1. The Federal Reserve Board controls, together with the Federal Council, the two main benchmark interest rates in the United States.
The Federal Reserve Board determines the discount rate, and the Federal Open Market Committee determines the federal funds rate.
Adjust the market through interest rates.
For example, when the economy is depressed, interest rates are lowered to stimulate the economy.
As a result of lower interest rates, the costs of various entities will be reduced, which will stimulate consumption and increase the enthusiasm of enterprises to invest, thereby creating demand and stimulating economic growth.
If the economy overheats, it will run in the opposite direction, raising interest rates to systematically increase the cost of capital for consumers and businesses.
For example, the average person’s car and home loans will increase, thus curbing the overheating of the economy.
2. Printing Money Buying and Selling Treasury Bonds If the U.S. government is to maintain its operations, it needs financial support, and U.S. finances depend largely on the issuance of U.S. Treasury bonds.

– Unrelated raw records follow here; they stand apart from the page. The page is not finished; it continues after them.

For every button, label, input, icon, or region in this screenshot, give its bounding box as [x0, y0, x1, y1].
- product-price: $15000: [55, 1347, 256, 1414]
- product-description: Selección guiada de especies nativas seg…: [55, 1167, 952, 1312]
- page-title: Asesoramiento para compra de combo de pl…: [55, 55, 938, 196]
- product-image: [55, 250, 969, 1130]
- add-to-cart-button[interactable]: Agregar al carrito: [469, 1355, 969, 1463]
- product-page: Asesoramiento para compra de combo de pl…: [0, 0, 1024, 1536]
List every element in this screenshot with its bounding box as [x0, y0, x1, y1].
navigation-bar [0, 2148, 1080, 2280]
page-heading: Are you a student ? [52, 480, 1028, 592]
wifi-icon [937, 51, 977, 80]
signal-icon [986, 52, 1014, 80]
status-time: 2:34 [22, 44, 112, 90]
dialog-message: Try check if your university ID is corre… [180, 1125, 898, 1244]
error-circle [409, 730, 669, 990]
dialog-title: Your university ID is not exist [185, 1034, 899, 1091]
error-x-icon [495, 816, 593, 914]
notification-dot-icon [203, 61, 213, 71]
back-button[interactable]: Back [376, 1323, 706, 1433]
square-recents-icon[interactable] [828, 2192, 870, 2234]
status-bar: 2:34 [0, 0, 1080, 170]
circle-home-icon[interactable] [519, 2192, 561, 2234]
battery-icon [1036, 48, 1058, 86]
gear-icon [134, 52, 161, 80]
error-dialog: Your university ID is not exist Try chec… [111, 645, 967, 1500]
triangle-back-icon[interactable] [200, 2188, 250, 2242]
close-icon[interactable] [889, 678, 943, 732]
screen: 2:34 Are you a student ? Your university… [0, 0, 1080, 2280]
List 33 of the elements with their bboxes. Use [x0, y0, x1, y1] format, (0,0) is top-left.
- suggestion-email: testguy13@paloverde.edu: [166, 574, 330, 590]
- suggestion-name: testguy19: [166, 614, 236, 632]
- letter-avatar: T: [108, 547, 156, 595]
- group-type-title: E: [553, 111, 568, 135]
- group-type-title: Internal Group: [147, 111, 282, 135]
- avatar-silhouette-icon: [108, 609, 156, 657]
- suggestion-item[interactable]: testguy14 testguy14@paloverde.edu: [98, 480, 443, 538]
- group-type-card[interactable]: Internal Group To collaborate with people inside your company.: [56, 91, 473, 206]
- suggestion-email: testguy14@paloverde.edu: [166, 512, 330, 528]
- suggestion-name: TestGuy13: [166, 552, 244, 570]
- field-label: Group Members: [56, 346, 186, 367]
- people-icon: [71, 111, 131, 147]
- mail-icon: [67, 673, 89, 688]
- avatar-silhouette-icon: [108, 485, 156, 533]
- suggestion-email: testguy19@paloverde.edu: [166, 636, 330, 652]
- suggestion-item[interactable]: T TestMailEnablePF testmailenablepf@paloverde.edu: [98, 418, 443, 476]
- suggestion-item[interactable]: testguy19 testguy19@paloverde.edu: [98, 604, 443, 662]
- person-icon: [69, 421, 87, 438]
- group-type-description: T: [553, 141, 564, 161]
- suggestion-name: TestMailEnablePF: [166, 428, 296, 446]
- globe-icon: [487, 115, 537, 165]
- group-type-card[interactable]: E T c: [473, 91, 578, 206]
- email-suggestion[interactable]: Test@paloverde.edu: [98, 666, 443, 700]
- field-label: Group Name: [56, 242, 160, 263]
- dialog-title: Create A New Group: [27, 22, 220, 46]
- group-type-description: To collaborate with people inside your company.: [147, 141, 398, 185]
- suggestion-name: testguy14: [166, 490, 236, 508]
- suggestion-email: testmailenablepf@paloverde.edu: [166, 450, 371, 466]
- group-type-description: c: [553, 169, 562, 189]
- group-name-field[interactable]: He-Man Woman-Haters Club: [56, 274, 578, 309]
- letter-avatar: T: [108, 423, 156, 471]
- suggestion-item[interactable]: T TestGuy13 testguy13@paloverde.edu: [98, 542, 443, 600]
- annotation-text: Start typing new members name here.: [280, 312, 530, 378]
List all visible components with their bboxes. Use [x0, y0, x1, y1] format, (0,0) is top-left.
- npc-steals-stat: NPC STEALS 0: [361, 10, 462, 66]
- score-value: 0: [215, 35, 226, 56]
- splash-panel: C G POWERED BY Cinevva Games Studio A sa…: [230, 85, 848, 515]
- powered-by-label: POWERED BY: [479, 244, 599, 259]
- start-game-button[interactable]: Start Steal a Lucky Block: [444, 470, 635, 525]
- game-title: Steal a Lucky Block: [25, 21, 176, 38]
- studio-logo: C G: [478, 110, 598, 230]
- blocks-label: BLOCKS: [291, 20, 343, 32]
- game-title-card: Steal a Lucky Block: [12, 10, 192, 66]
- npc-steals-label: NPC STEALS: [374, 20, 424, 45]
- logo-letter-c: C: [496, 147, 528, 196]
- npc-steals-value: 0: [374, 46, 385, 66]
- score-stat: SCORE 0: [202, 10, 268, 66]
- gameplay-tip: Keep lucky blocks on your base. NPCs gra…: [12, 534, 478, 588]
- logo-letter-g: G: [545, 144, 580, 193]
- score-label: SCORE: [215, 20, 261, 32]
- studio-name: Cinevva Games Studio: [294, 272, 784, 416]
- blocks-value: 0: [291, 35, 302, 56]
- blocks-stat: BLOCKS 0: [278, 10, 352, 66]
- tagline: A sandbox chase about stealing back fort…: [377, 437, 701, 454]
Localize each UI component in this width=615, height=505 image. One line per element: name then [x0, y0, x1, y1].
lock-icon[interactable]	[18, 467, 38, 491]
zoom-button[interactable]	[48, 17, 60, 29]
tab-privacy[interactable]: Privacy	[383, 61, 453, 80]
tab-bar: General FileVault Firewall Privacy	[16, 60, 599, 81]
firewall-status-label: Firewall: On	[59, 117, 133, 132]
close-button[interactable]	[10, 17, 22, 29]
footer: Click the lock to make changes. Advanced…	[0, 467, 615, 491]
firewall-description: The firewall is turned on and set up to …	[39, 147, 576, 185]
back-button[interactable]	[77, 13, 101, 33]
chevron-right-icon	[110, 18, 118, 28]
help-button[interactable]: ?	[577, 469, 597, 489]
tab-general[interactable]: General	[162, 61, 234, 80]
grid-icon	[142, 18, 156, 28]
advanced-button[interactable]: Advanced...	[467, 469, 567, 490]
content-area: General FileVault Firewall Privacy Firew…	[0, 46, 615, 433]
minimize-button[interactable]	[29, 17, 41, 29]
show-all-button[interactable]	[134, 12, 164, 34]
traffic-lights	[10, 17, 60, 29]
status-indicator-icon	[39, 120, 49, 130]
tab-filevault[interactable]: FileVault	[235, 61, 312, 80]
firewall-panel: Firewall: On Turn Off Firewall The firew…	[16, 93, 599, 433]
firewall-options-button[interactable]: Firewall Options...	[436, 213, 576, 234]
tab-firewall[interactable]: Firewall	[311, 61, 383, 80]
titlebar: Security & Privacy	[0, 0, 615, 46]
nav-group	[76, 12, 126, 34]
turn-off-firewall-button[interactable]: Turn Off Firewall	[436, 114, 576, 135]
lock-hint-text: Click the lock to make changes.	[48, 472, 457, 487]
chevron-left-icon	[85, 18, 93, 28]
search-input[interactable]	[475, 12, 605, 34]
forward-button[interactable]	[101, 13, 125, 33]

In order to maintain the US Treasury, the Fed bought large amounts of US Treasury bonds, while lowering the interest rate on US Treasury bonds and Treasuryizing them.
Maintain stability in U.S. financial markets, lower the risk-free yield, the yield on U.S. bonds, and keep the stock market booming.
3. As the regulator of the federal funds rate, reserve rates generally remain positively correlated with the federal funds rate.
The Fed influences the size of reserves by adjusting the level of interest it pays on reserves and excess reserves.
When interest rates on reserves and excess reserves rise, commercial banks have more incentive to deposit more money in the Fed’s accounts as reserves.
Because the interest rate on the money that’s sitting at the Federal Reserve is getting higher and higher.
This reserve regulation is also known as price regulation.